Die Schweiz als 'von unten gebauter Staat, als (Eid-)Genossenschaft mit institutionellen Eigenschaften: direkte Demokratie, Milizprinzip, Non- Zentralismus und Konkordanz.

Das sind die Alleinstellungsmerkmale ('USP's) dieses kleinen Landes mitten in Europa. Dazu kommen die (bewaffnete) Neutralität und die selektive Offenheit, die sich zusammen mit den ob-erwähnten Eigenschaften als idealer Raum und Biotop für erfolgreiches Unternehmertum erwiesen haben: über 170 Jahre keinen Krieg, dafür Stabilität, Berechenbarkeit, Wohlstand und guter Ruf.

Der Erfolg des Modells Schweiz rechnet sich jährlich in der eigenen Währung und zeigt sich in Spitzenpositionen von Ratings aller Art im europäischen und globalen Vergleich. Der Schweizer Franken ist deshalb so stark, weil die Welt ihm und seinem Land vertraut.

Wenn ich als Bündner das schreibe, tönt das etwas sehr selbstbewusst, um nicht zu sagen arrogant. Gerhard Schwarz hat zwar seit 40 Jahren einen Schweizer Pass, aber als Voralberger auch jene Distanz zum Thema, die seine Aussagen glaubwürdig machen. Und er ist keineswegs unkritisch. Auf 40 Seiten listet er die notwendige Schweiz-'Arbeit am Morgen' auf.

Zukunft hat zwar Herkunft, braucht aber laufend und immer mehr Reformen: Stärkung und Aktualisierung der bewährten Eigenarten, mehr Wettbewerb und Eigenverantwortung - gerade auch in Finanz- und Pandemie-Krisen, weniger Staat, Paternalismus und Überregulierung, .... Nur so bleibt die Schweiz 'exzellent anders', aber sicher nicht durch Nivellierung oder gar Aufgabe ihrer bewährten Eigenarten.

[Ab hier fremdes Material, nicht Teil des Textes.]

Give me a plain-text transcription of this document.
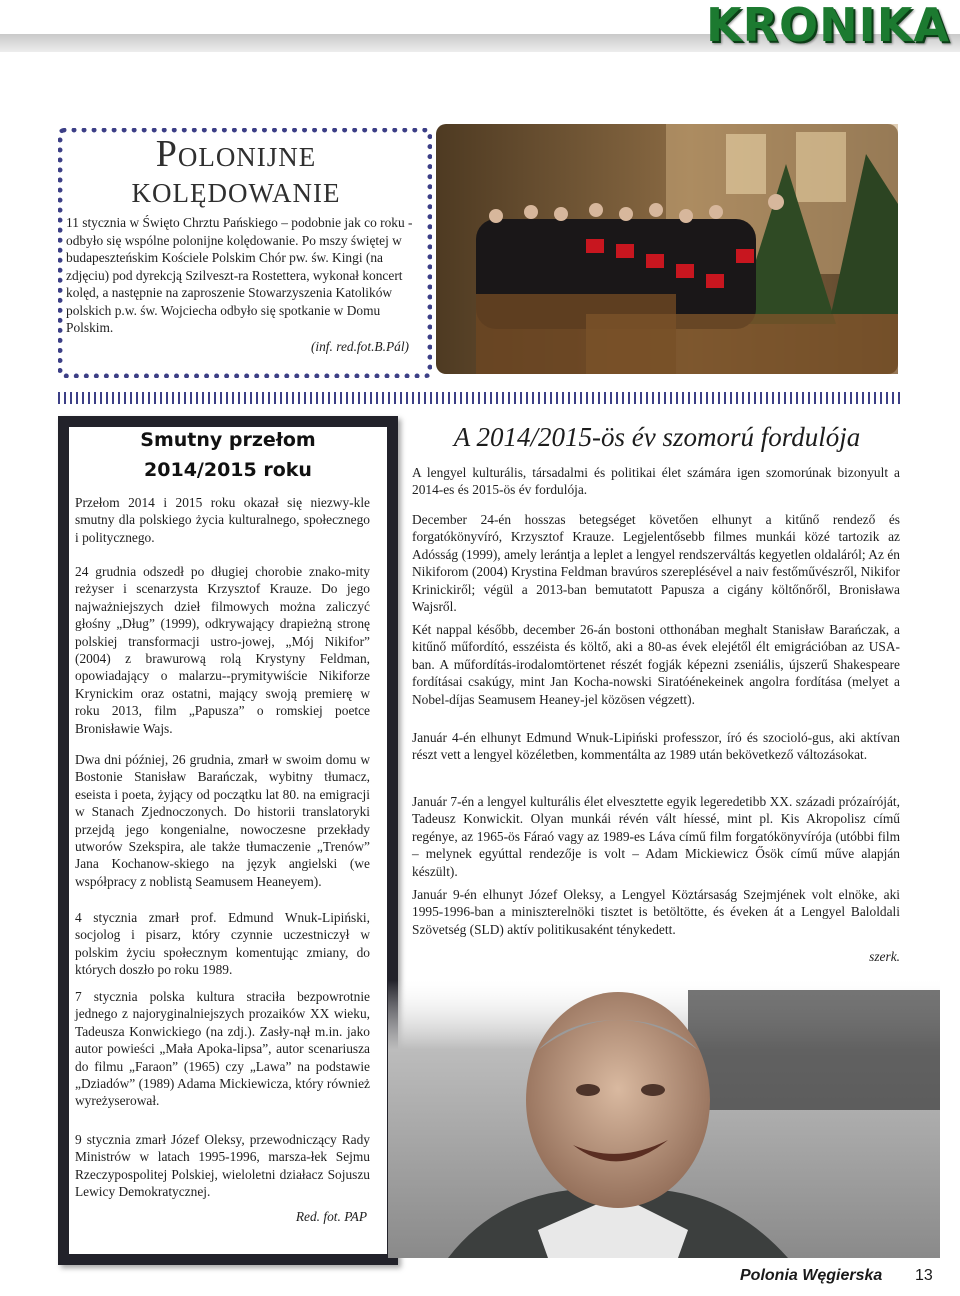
KRONIKA
Polonijne
kolędowanie

11 stycznia w Święto Chrztu Pańskiego – podobnie jak co roku - odbyło się wspólne polonijne kolędowanie. Po mszy świętej w budapeszteńskim Kościele Polskim Chór pw. św. Kingi (na zdjęciu) pod dyrekcją Szilveszt-ra Rostettera, wykonał koncert kolęd, a następnie na zaproszenie Stowarzyszenia Katolików polskich p.w. św. Wojciecha odbyło się spotkanie w Domu Polskim.

(inf. red.fot.B.Pál)

Smutny przełom
2014/2015 roku

Przełom 2014 i 2015 roku okazał się niezwy-kle smutny dla polskiego życia kulturalnego, społecznego i politycznego.

24 grudnia odszedł po długiej chorobie znako-mity reżyser i scenarzysta Krzysztof Krauze. Do jego najważniejszych dzieł filmowych można zaliczyć głośny „Dług” (1999), odkrywający drapieżną stronę polskiej transformacji ustro-jowej, „Mój Nikifor” (2004) z brawurową rolą Krystyny Feldman, opowiadający o malarzu--prymitywiście Nikiforze Krynickim oraz ostatni, mający swoją premierę w roku 2013, film „Papusza” o romskiej poetce Bronisławie Wajs.

Dwa dni później, 26 grudnia, zmarł w swoim domu w Bostonie Stanisław Barańczak, wybitny tłumacz, eseista i poeta, żyjący od początku lat 80. na emigracji w Stanach Zjednoczonych. Do historii translatoryki przejdą jego kongenialne, nowoczesne przekłady utworów Szekspira, ale także tłumaczenie „Trenów” Jana Kochanow-skiego na język angielski (we współpracy z noblistą Seamusem Heaneyem).

4 stycznia zmarł prof. Edmund Wnuk-Lipiński, socjolog i pisarz, który czynnie uczestniczył w polskim życiu społecznym komentując zmiany, do których doszło po roku 1989.

7 stycznia polska kultura straciła bezpowrotnie jednego z najoryginalniejszych prozaików XX wieku, Tadeusza Konwickiego (na zdj.). Zasły-nął m.in. jako autor powieści „Mała Apoka-lipsa”, autor scenariusza do filmu „Faraon” (1965) czy „Lawa” na podstawie „Dziadów” (1989) Adama Mickiewicza, który również wyreżyserował.

9 stycznia zmarł Józef Oleksy, przewodniczący Rady Ministrów w latach 1995-1996, marsza-łek Sejmu Rzeczypospolitej Polskiej, wieloletni działacz Sojuszu Lewicy Demokratycznej.

Red. fot. PAP

A 2014/2015-ös év szomorú fordulója

A lengyel kulturális, társadalmi és politikai élet számára igen szomorúnak bizonyult a 2014-es és 2015-ös év fordulója.

December 24-én hosszas betegséget követően elhunyt a kitűnő rendező és forgatókönyvíró, Krzysztof Krauze. Legjelentősebb filmes munkái közé tartozik az Adósság (1999), amely lerántja a leplet a lengyel rendszerváltás kegyetlen oldaláról; Az én Nikiforom (2004) Krystina Feldman bravúros szereplésével a naiv festőművészről, Nikifor Krinickiről; végül a 2013-ban bemutatott Papusza a cigány költőnőről, Bronisława Wajsről.

Két nappal később, december 26-án bostoni otthonában meghalt Stanisław Barańczak, a kitűnő műfordító, esszéista és költő, aki a 80-as évek elejétől élt emigrációban az USA-ban. A műfordítás-irodalomtörtenet részét fogják képezni zseniális, újszerű Shakespeare fordításai csakúgy, mint Jan Kocha-nowski Siratóénekeinek angolra fordítása (melyet a Nobel-díjas Seamusem Heaney-jel közösen végzett).

Január 4-én elhunyt Edmund Wnuk-Lipiński professzor, író és szocioló-gus, aki aktívan részt vett a lengyel közéletben, kommentálta az 1989 után bekövetkező változásokat.

Január 7-én a lengyel kulturális élet elvesztette egyik legeredetibb XX. századi prózaíróját, Tadeusz Konwickit. Olyan munkái révén vált híessé, mint pl. Kis Akropolisz című regénye, az 1965-ös Fáraó vagy az 1989-es Láva című film forgatókönyvírója (utóbbi film – melynek egyúttal rendezője is volt – Adam Mickiewicz Ősök című műve alapján készült).

Január 9-én elhunyt Józef Oleksy, a Lengyel Köztársaság Szejmjének volt elnöke, aki 1995-1996-ban a miniszterelnöki tisztet is betöltötte, és éveken át a Lengyel Baloldali Szövetség (SLD) aktív politikusaként ténykedett.

szerk.

Polonia Węgierska 13
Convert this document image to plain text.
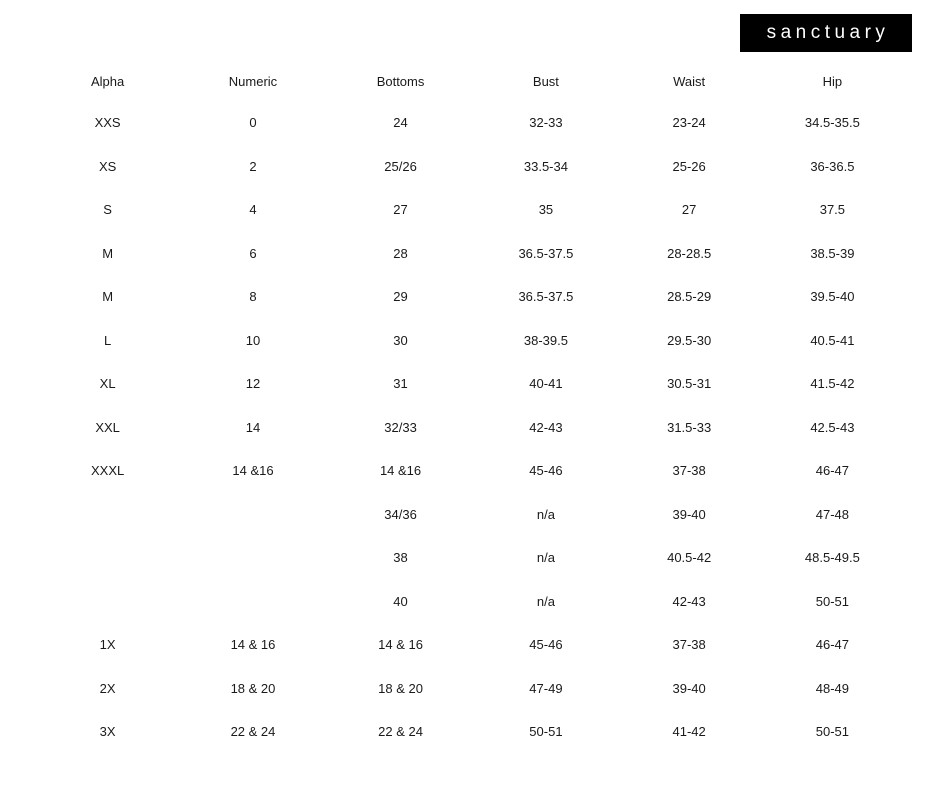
sanctuary
Alpha	Numeric	Bottoms	Bust	Waist	Hip
XXS	0	24	32-33	23-24	34.5-35.5
XS	2	25/26	33.5-34	25-26	36-36.5
S	4	27	35	27	37.5
M	6	28	36.5-37.5	28-28.5	38.5-39
M	8	29	36.5-37.5	28.5-29	39.5-40
L	10	30	38-39.5	29.5-30	40.5-41
XL	12	31	40-41	30.5-31	41.5-42
XXL	14	32/33	42-43	31.5-33	42.5-43
XXXL	14 &16	14 &16	45-46	37-38	46-47
		34/36	n/a	39-40	47-48
		38	n/a	40.5-42	48.5-49.5
		40	n/a	42-43	50-51
1X	14 & 16	14 & 16	45-46	37-38	46-47
2X	18 & 20	18 & 20	47-49	39-40	48-49
3X	22 & 24	22 & 24	50-51	41-42	50-51
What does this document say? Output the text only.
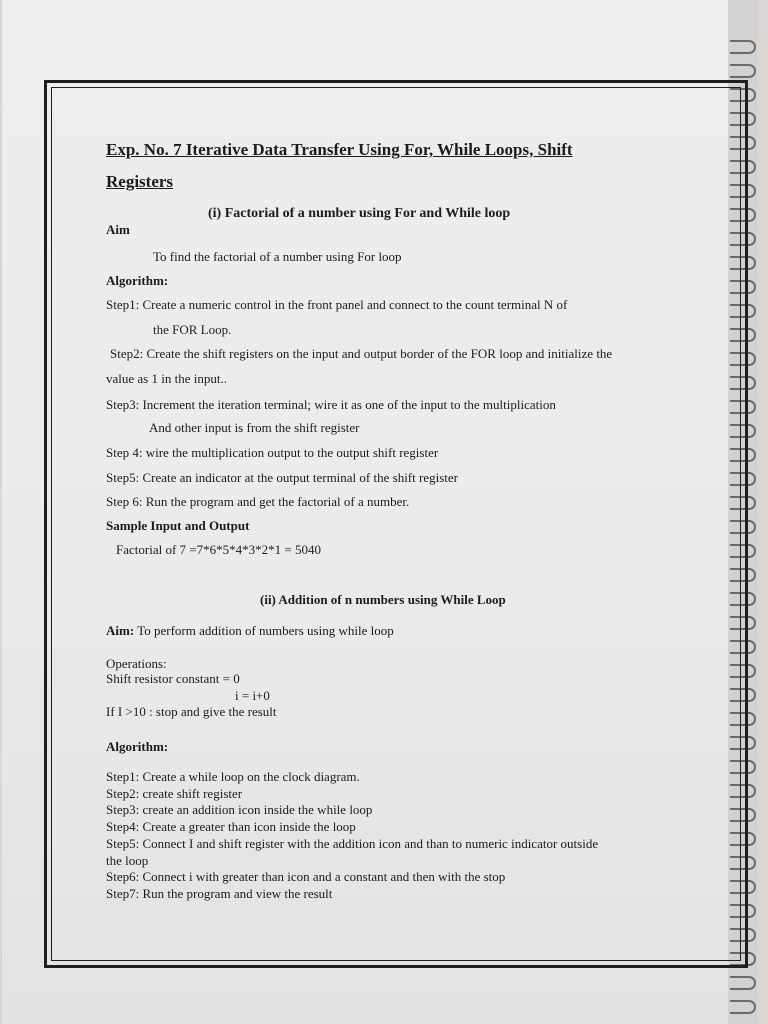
Exp. No. 7 Iterative Data Transfer Using For, While Loops, Shift
Registers
(i) Factorial of a number using For and While loop
Aim
To find the factorial of a number using For loop
Algorithm:
Step1: Create a numeric control in the front panel and connect to the count terminal N of
the FOR Loop.
Step2: Create the shift registers on the input and output border of the FOR loop and initialize the
value as 1 in the input..
Step3: Increment the iteration terminal; wire it as one of the input to the multiplication
And other input is from the shift register
Step 4: wire the multiplication output to the output shift register
Step5: Create an indicator at the output terminal of the shift register
Step 6: Run the program and get the factorial of a number.
Sample Input and Output
Factorial of 7 =7*6*5*4*3*2*1 = 5040
(ii) Addition of n numbers using While Loop
Aim: To perform addition of numbers using while loop
Operations:
Shift resistor constant = 0
i = i+0
If I >10 : stop and give the result
Algorithm:
Step1: Create a while loop on the clock diagram.
Step2: create shift register
Step3: create an addition icon inside the while loop
Step4: Create a greater than icon inside the loop
Step5: Connect I and shift register with the addition icon and than to numeric indicator outside
the loop
Step6: Connect i with greater than icon and a constant and then with the stop
Step7: Run the program and view the result
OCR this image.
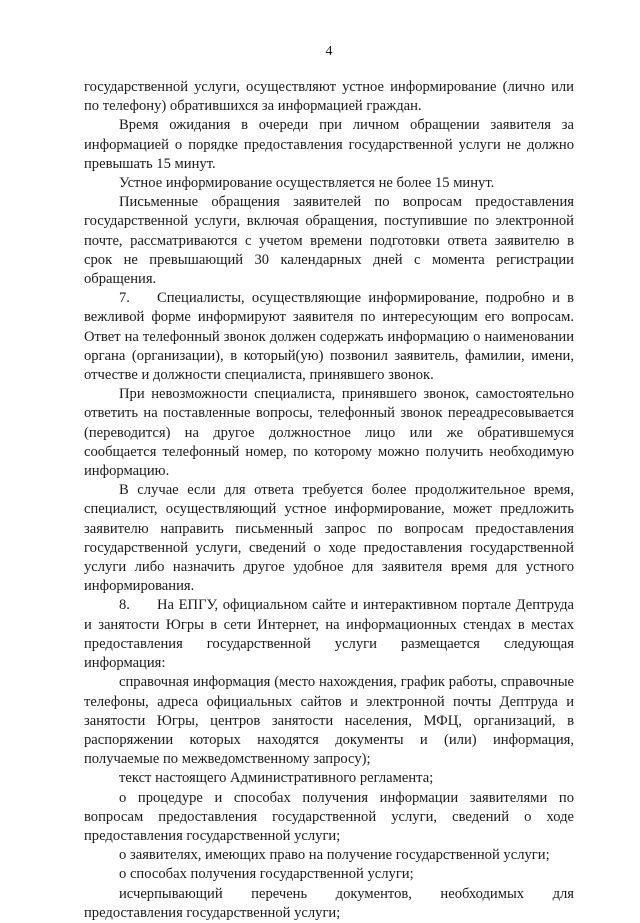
4

государственной услуги, осуществляют устное информирование (лично или по телефону) обратившихся за информацией граждан.

Время ожидания в очереди при личном обращении заявителя за информацией о порядке предоставления государственной услуги не должно превышать 15 минут.

Устное информирование осуществляется не более 15 минут.

Письменные обращения заявителей по вопросам предоставления государственной услуги, включая обращения, поступившие по электронной почте, рассматриваются с учетом времени подготовки ответа заявителю в срок не превышающий 30 календарных дней с момента регистрации обращения.

7. Специалисты, осуществляющие информирование, подробно и в вежливой форме информируют заявителя по интересующим его вопросам. Ответ на телефонный звонок должен содержать информацию о наименовании органа (организации), в который(ую) позвонил заявитель, фамилии, имени, отчестве и должности специалиста, принявшего звонок.

При невозможности специалиста, принявшего звонок, самостоятельно ответить на поставленные вопросы, телефонный звонок переадресовывается (переводится) на другое должностное лицо или же обратившемуся сообщается телефонный номер, по которому можно получить необходимую информацию.

В случае если для ответа требуется более продолжительное время, специалист, осуществляющий устное информирование, может предложить заявителю направить письменный запрос по вопросам предоставления государственной услуги, сведений о ходе предоставления государственной услуги либо назначить другое удобное для заявителя время для устного информирования.

8. На ЕПГУ, официальном сайте и интерактивном портале Дептруда и занятости Югры в сети Интернет, на информационных стендах в местах предоставления государственной услуги размещается следующая информация:

справочная информация (место нахождения, график работы, справочные телефоны, адреса официальных сайтов и электронной почты Дептруда и занятости Югры, центров занятости населения, МФЦ, организаций, в распоряжении которых находятся документы и (или) информация, получаемые по межведомственному запросу);

текст настоящего Административного регламента;

о процедуре и способах получения информации заявителями по вопросам предоставления государственной услуги, сведений о ходе предоставления государственной услуги;

о заявителях, имеющих право на получение государственной услуги;

о способах получения государственной услуги;

исчерпывающий перечень документов, необходимых для предоставления государственной услуги;
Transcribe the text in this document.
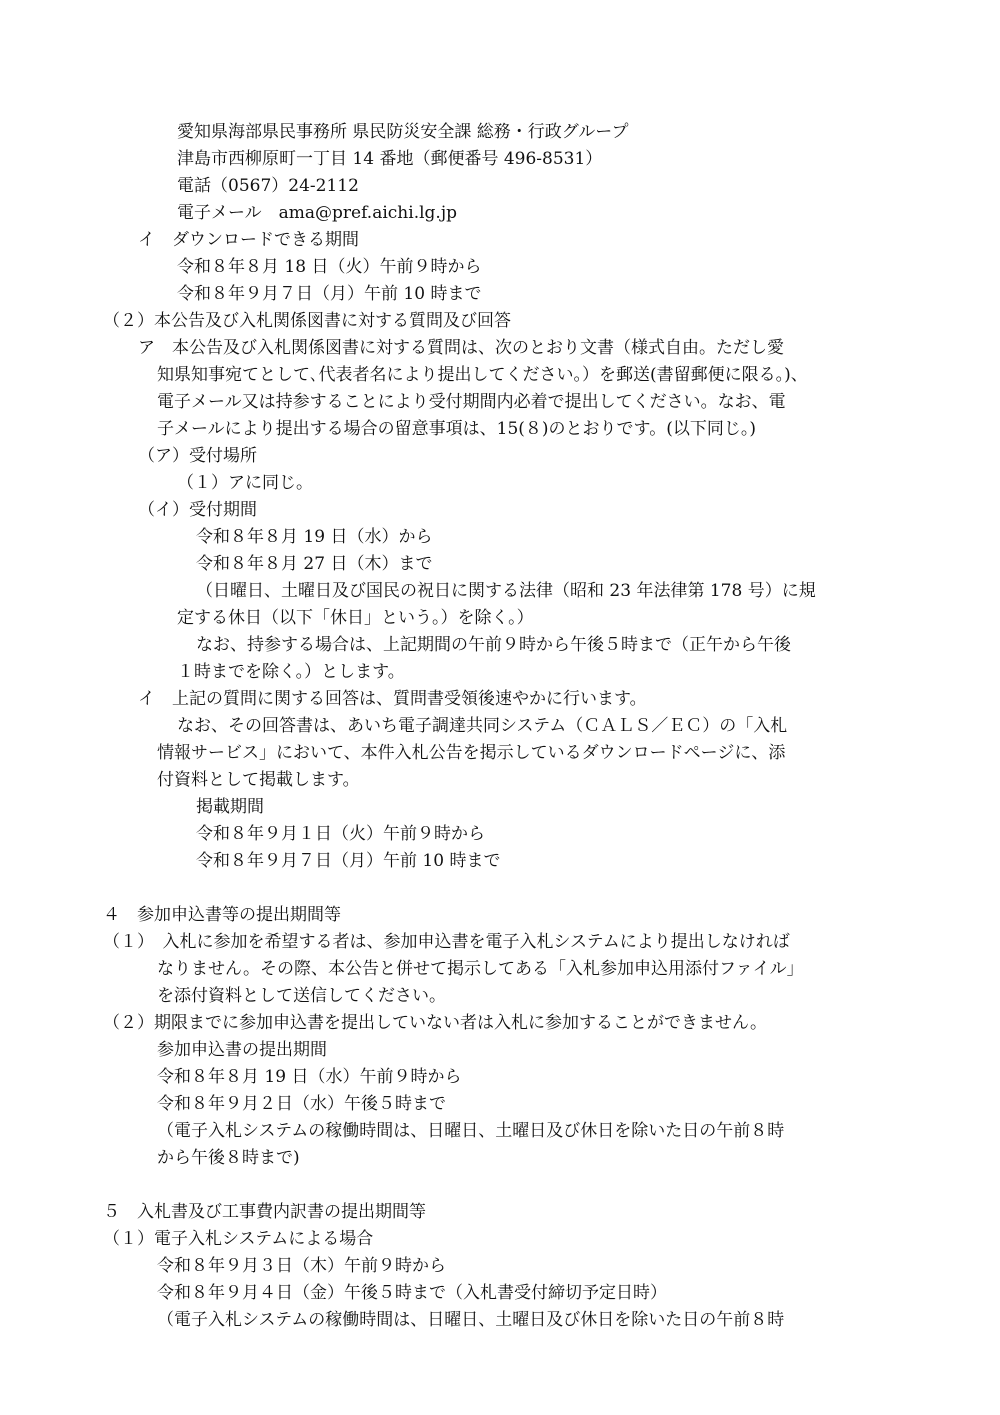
愛知県海部県民事務所 県民防災安全課 総務・行政グループ

津島市西柳原町一丁目 14 番地（郵便番号 496-8531）

電話（0567）24-2112

電子メール　ama@pref.aichi.lg.jp

イ　ダウンロードできる期間

令和８年８月 18 日（火）午前９時から

令和８年９月７日（月）午前 10 時まで

（２）本公告及び入札関係図書に対する質問及び回答

ア　本公告及び入札関係図書に対する質問は、次のとおり文書（様式自由。ただし愛

知県知事宛てとして､代表者名により提出してください。）を郵送(書留郵便に限る。)、

電子メール又は持参することにより受付期間内必着で提出してください。なお、電

子メールにより提出する場合の留意事項は、15(８)のとおりです。(以下同じ。)

（ア）受付場所

（１）アに同じ。

（イ）受付期間

令和８年８月 19 日（水）から

令和８年８月 27 日（木）まで

（日曜日、土曜日及び国民の祝日に関する法律（昭和 23 年法律第 178 号）に規

定する休日（以下「休日」という。）を除く。）

なお、持参する場合は、上記期間の午前９時から午後５時まで（正午から午後

１時までを除く。）とします。

イ　上記の質問に関する回答は、質問書受領後速やかに行います。

なお、その回答書は、あいち電子調達共同システム（ＣＡＬＳ／ＥＣ）の「入札

情報サービス」において、本件入札公告を掲示しているダウンロードページに、添

付資料として掲載します。

掲載期間

令和８年９月１日（火）午前９時から

令和８年９月７日（月）午前 10 時まで

４　参加申込書等の提出期間等

（１）　入札に参加を希望する者は、参加申込書を電子入札システムにより提出しなければ

なりません。その際、本公告と併せて掲示してある「入札参加申込用添付ファイル」

を添付資料として送信してください。

（２）期限までに参加申込書を提出していない者は入札に参加することができません。

参加申込書の提出期間

令和８年８月 19 日（水）午前９時から

令和８年９月２日（水）午後５時まで

（電子入札システムの稼働時間は、日曜日、土曜日及び休日を除いた日の午前８時

から午後８時まで)

５　入札書及び工事費内訳書の提出期間等

（１）電子入札システムによる場合

令和８年９月３日（木）午前９時から

令和８年９月４日（金）午後５時まで（入札書受付締切予定日時）

（電子入札システムの稼働時間は、日曜日、土曜日及び休日を除いた日の午前８時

Als Markenexperte kann ich diese Thesen und Erkenntnisse von Schwarz nur bestätigen. In der komplexen Welt von heute sind ein klares Profil, Vertrauen, Qualität und Verlässlichkeit Match-entscheidend. Über 200 Staaten in der Welt und davon über 40 solche in Europa wollen das Beste für ihre Bevölkerung und Zukunft. Ohne starke Identität, Willen und Leistungsbereitschaft ist das schwierig. Die Schweiz tut gut daran, ihre bisherige Erfolgsstrategie fortzusetzen.

Das neue Buch von Gerhard Schwarz ist als Band 3 der Schriftenreihe des Schweizerischen Instituts für Auslandforschung im Verlag NZZ Libro erschienen und mit Blick auf den heiß diskutierten Rahmenvertrag mit der EU hochaktuell. Exzellente Lektüre!